Católicos y musulmanes: Contra el
extremismo, el diálogo no es suficiente
Líderes del Vaticano e islámicos proponen, además, desarrollo integral
CIUDAD DEL VATICANO, 27 febrero 2002 (ZENIT.org).-
Para combatir el extremismo religioso el diálogo no es suficiente, se necesita
también promover el desarrollo integral, subrayan en un comunicado de prensa
líderes de la Iglesia católica y de la máxima autoridad islámica sunnita.
El texto, hecho público este miércoles por la Sala de Prensa de la Santa Sede,
recoge las conclusiones de un encuentro celebrado el 23 de febrero por el Comité
para el Diálogo del Consejo Pontificio para el Diálogo Interreligioso y del
Comité Permanente de Al-Azhar para el Diálogo con las Religiones Monoteístas.

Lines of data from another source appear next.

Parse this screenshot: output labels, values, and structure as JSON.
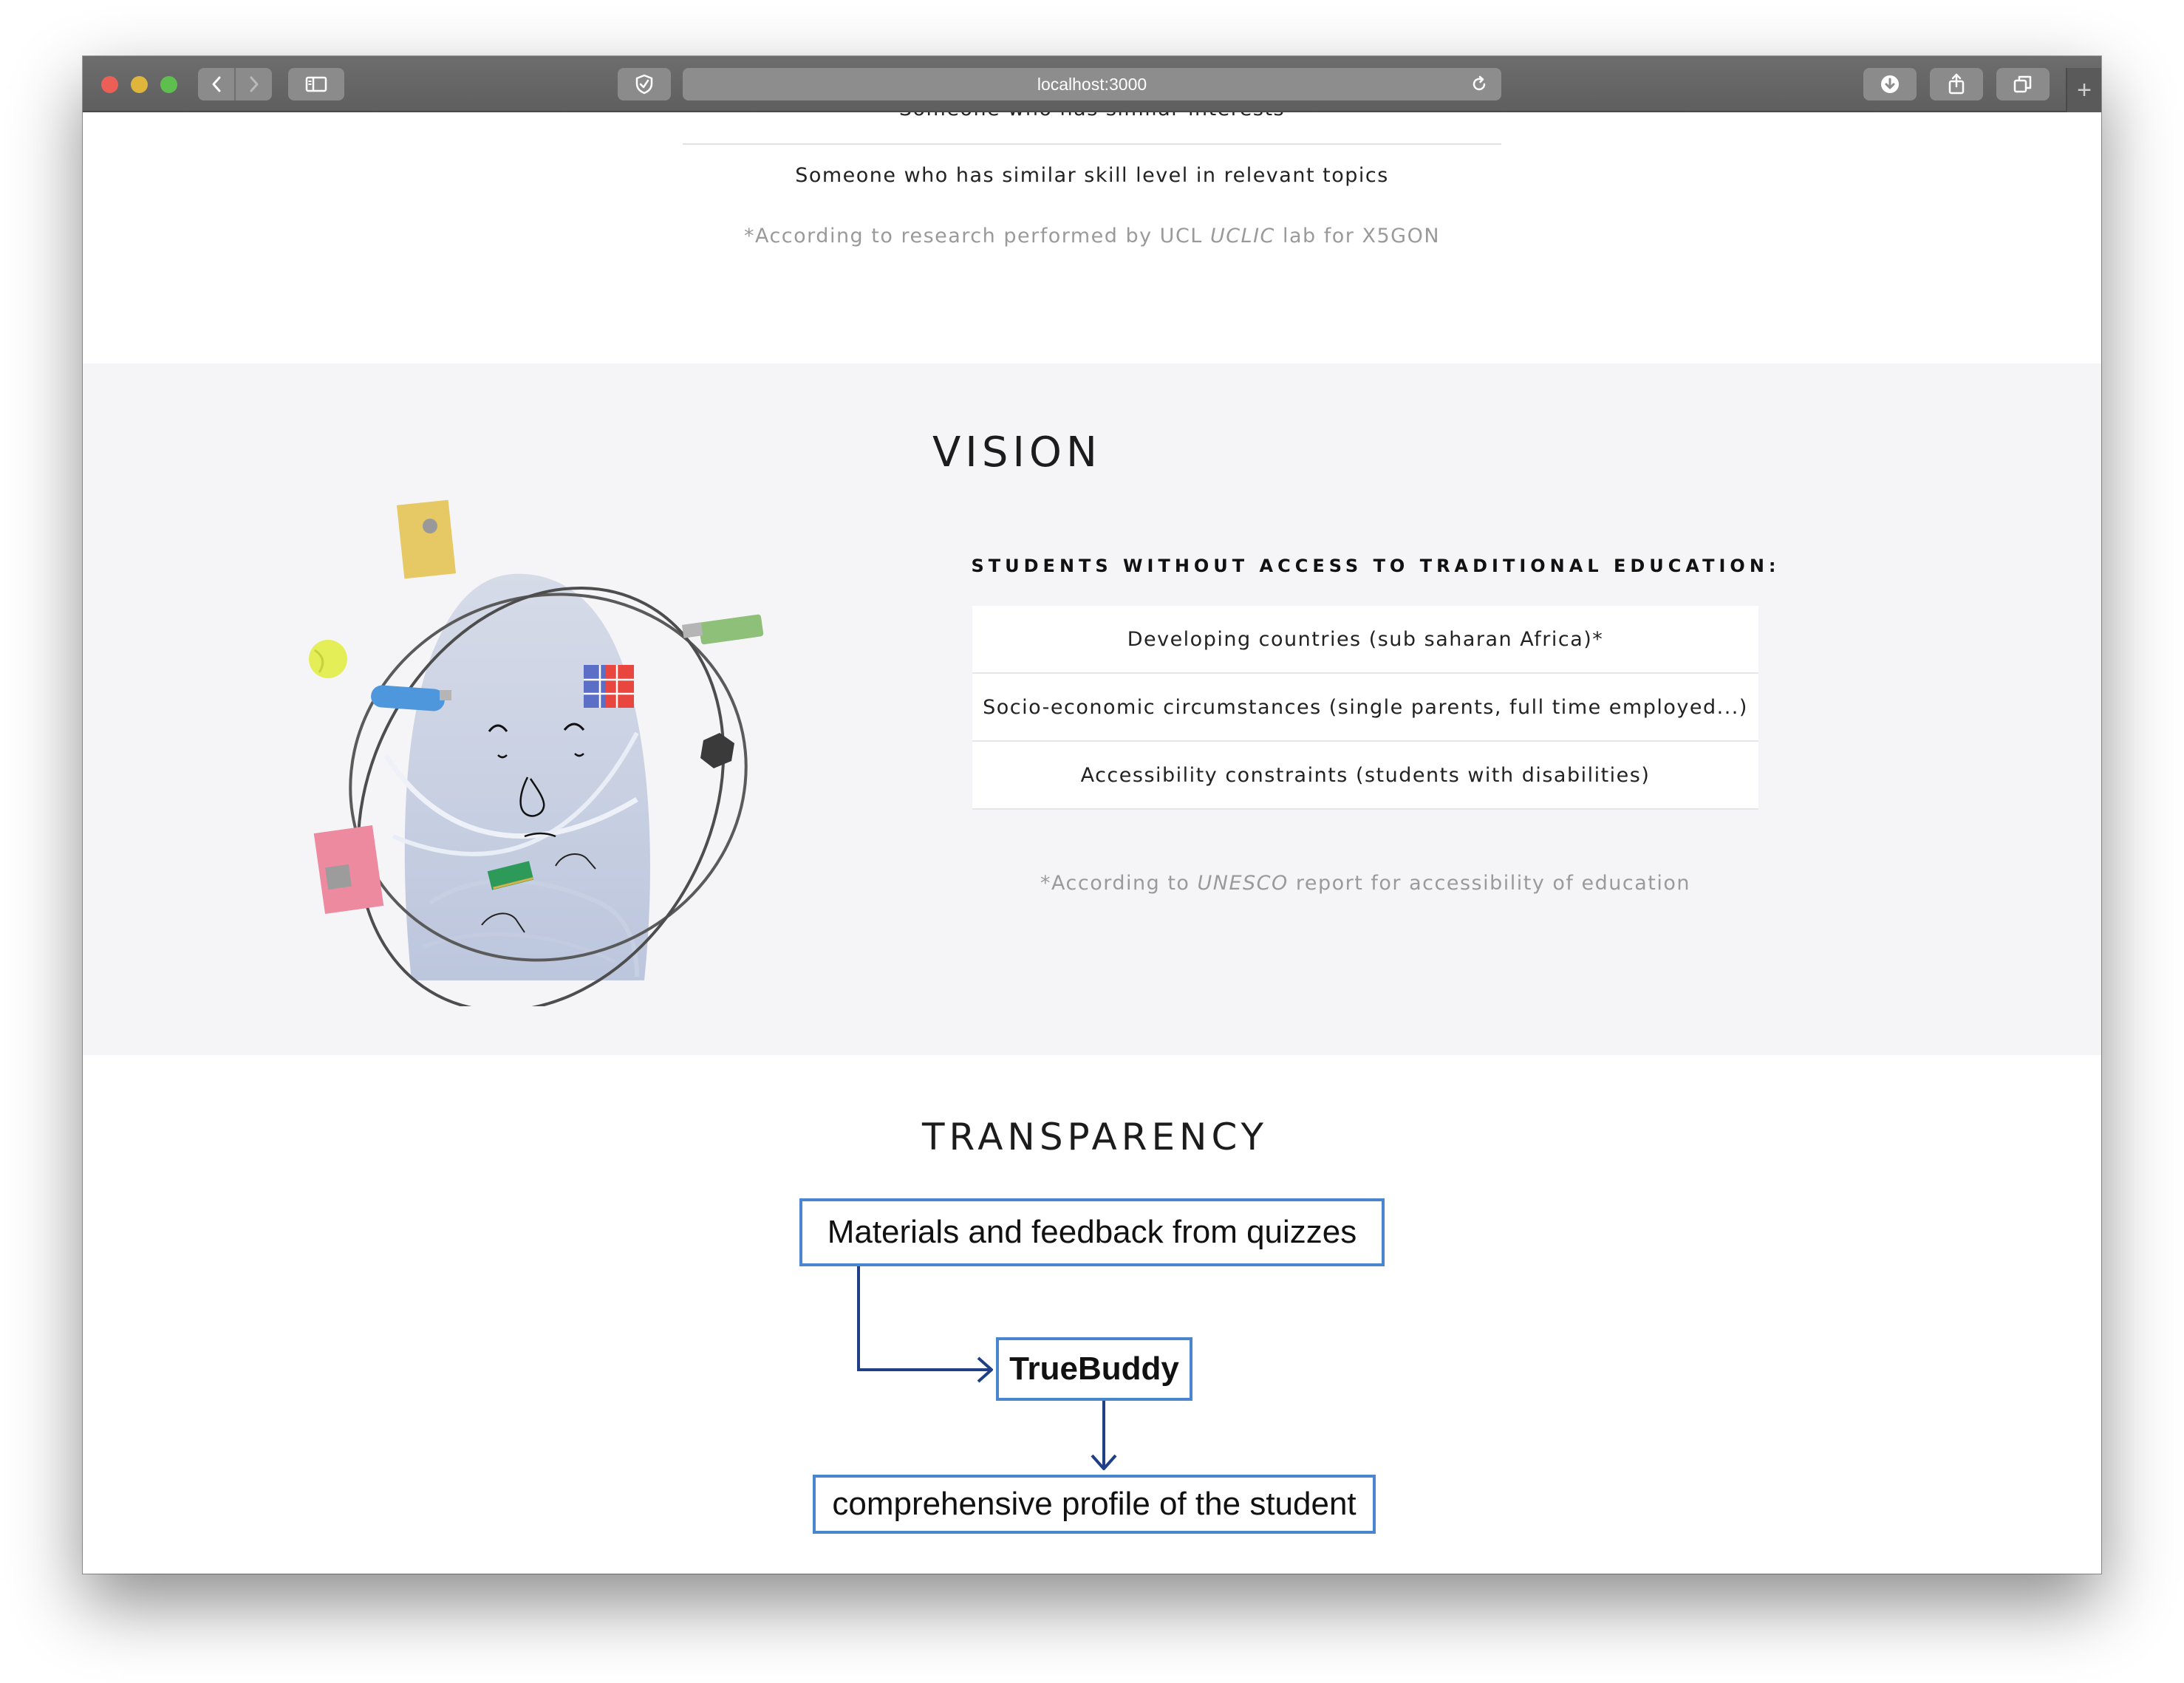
{
  "browser": {
    "address": "localhost:3000",
    "new_tab_label": "+"
  },
  "intro": {
    "cut_line": "Someone who has similar interests",
    "line2": "Someone who has similar skill level in relevant topics",
    "note_prefix": "*According to research performed by UCL ",
    "note_em": "UCLIC",
    "note_suffix": " lab for X5GON"
  },
  "vision": {
    "title": "VISION",
    "subhead": "STUDENTS WITHOUT ACCESS TO TRADITIONAL EDUCATION:",
    "items": [
      "Developing countries (sub saharan Africa)*",
      "Socio-economic circumstances (single parents, full time employed...)",
      "Accessibility constraints (students with disabilities)"
    ],
    "note_prefix": "*According to ",
    "note_em": "UNESCO",
    "note_suffix": " report for accessibility of education"
  },
  "transparency": {
    "title": "TRANSPARENCY",
    "box_input": "Materials and feedback from quizzes",
    "box_center": "TrueBuddy",
    "box_output": "comprehensive profile of the student",
    "box_color": "#4a86cf",
    "arrow_color": "#1f3f86"
  }
}
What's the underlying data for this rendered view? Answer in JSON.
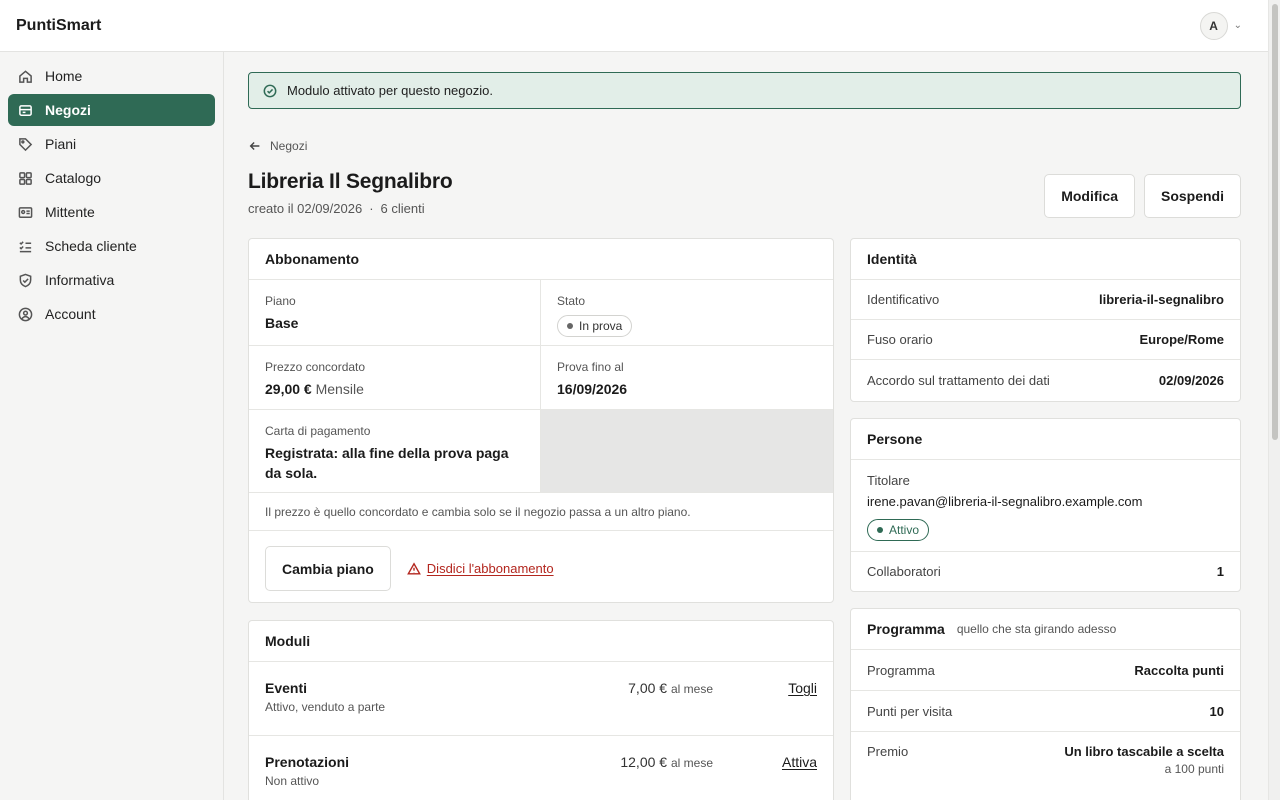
{
  "app": {
    "brand": "PuntiSmart",
    "user_initial": "A"
  },
  "sidebar": {
    "items": [
      {
        "label": "Home",
        "icon": "home-icon"
      },
      {
        "label": "Negozi",
        "icon": "store-icon",
        "active": true
      },
      {
        "label": "Piani",
        "icon": "tag-icon"
      },
      {
        "label": "Catalogo",
        "icon": "grid-icon"
      },
      {
        "label": "Mittente",
        "icon": "id-card-icon"
      },
      {
        "label": "Scheda cliente",
        "icon": "checklist-icon"
      },
      {
        "label": "Informativa",
        "icon": "shield-icon"
      },
      {
        "label": "Account",
        "icon": "user-circle-icon"
      }
    ]
  },
  "alert": {
    "text": "Modulo attivato per questo negozio."
  },
  "page": {
    "back_label": "Negozi",
    "title": "Libreria Il Segnalibro",
    "created": "creato il 02/09/2026",
    "clients": "6 clienti",
    "edit_label": "Modifica",
    "suspend_label": "Sospendi"
  },
  "subscription": {
    "title": "Abbonamento",
    "plan_label": "Piano",
    "plan_value": "Base",
    "status_label": "Stato",
    "status_value": "In prova",
    "price_label": "Prezzo concordato",
    "price_value": "29,00 €",
    "price_period": "Mensile",
    "trial_label": "Prova fino al",
    "trial_value": "16/09/2026",
    "card_label": "Carta di pagamento",
    "card_value": "Registrata: alla fine della prova paga da sola.",
    "note": "Il prezzo è quello concordato e cambia solo se il negozio passa a un altro piano.",
    "change_plan_label": "Cambia piano",
    "cancel_label": "Disdici l'abbonamento"
  },
  "modules": {
    "title": "Moduli",
    "items": [
      {
        "name": "Eventi",
        "desc": "Attivo, venduto a parte",
        "price": "7,00 €",
        "unit": "al mese",
        "action": "Togli"
      },
      {
        "name": "Prenotazioni",
        "desc": "Non attivo",
        "price": "12,00 €",
        "unit": "al mese",
        "action": "Attiva"
      }
    ]
  },
  "identity": {
    "title": "Identità",
    "rows": [
      {
        "k": "Identificativo",
        "v": "libreria-il-segnalibro"
      },
      {
        "k": "Fuso orario",
        "v": "Europe/Rome"
      },
      {
        "k": "Accordo sul trattamento dei dati",
        "v": "02/09/2026"
      }
    ]
  },
  "people": {
    "title": "Persone",
    "owner_label": "Titolare",
    "owner_email": "irene.pavan@libreria-il-segnalibro.example.com",
    "owner_status": "Attivo",
    "collab_label": "Collaboratori",
    "collab_value": "1"
  },
  "program": {
    "title": "Programma",
    "subtitle": "quello che sta girando adesso",
    "rows": [
      {
        "k": "Programma",
        "v": "Raccolta punti"
      },
      {
        "k": "Punti per visita",
        "v": "10"
      }
    ],
    "reward_label": "Premio",
    "reward_value": "Un libro tascabile a scelta",
    "reward_sub": "a 100 punti"
  },
  "colors": {
    "accent": "#2f6a55",
    "danger": "#b3261e",
    "alert_bg": "#e2eee8"
  }
}
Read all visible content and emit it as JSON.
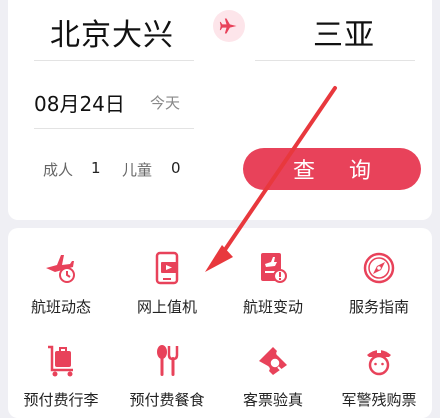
{
  "search": {
    "from_city": "北京大兴",
    "to_city": "三亚",
    "date": "08月24日",
    "weekday": "今天",
    "adult_label": "成人",
    "adult_count": "1",
    "child_label": "儿童",
    "child_count": "0",
    "search_label": "查询"
  },
  "services": [
    {
      "label": "航班动态",
      "icon": "plane-clock-icon"
    },
    {
      "label": "网上值机",
      "icon": "phone-ticket-icon"
    },
    {
      "label": "航班变动",
      "icon": "ticket-alert-icon"
    },
    {
      "label": "服务指南",
      "icon": "compass-icon"
    },
    {
      "label": "预付费行李",
      "icon": "luggage-icon"
    },
    {
      "label": "预付费餐食",
      "icon": "meal-icon"
    },
    {
      "label": "客票验真",
      "icon": "ticket-search-icon"
    },
    {
      "label": "军警残购票",
      "icon": "officer-icon"
    }
  ],
  "colors": {
    "accent": "#e8425a",
    "background": "#efeff4"
  }
}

La Universidad Al-Azhar tiene más de mil años de vida y es el centro de estudios
e investigación más prestigioso del mundo islámico, con sede en El Cairo. Juan
Pablo II la visitó en febrero de 2000.
El argumento del encuentro era de candente actualidad tras los atentados del 11
de septiembre: «El extremismo religioso y sus efectos sobre la humanidad». Según
explica el comunicado de prensa cada una de las partes presentó un discurso
sobre el tema.
A continuación se suscitó una apasionante discusión. Ante todo islámicos como
católicos reconocieron que «el extremismo, independientemente de donde provenga,
debe ser condenado, pues no es conforme a las enseñanzas de nuestras dos
religiones».
Al mismo tiempo, se reconoció que «el diálogo puede ser útil, si se garantizan
las condiciones para un resultado positivo» en la lucha contra el extremismo,
pero se reconoció que no «es suficiente»
«Es necesario prestar siempre atención a los aspectos básicos de las sociedad
--subrayaron los líderes religiosos--: la vida familiar, la educación, el
desarrollo social, la influencia de los medios de comunicación, la promoción de
la justicia y de la solidaridad dentro de los países y a nivel internacional».
El encuentro sirvió también para trazar una interesante descripción de lo que se
puede entender por un «extremista religioso».
Estas personas, afirmaron musulmanes y católicos, «a veces pueden ser sinceros
en sus intenciones, pero tienden a considerarse como los únicos que tienen razón
y manifiestan intolerancia hacia quienes no están de acuerdo con ellos, no
aceptan a los demás con sus diferencias, tienden a violar los derechos de los
demás, y a veces usan o aprueban la violencia».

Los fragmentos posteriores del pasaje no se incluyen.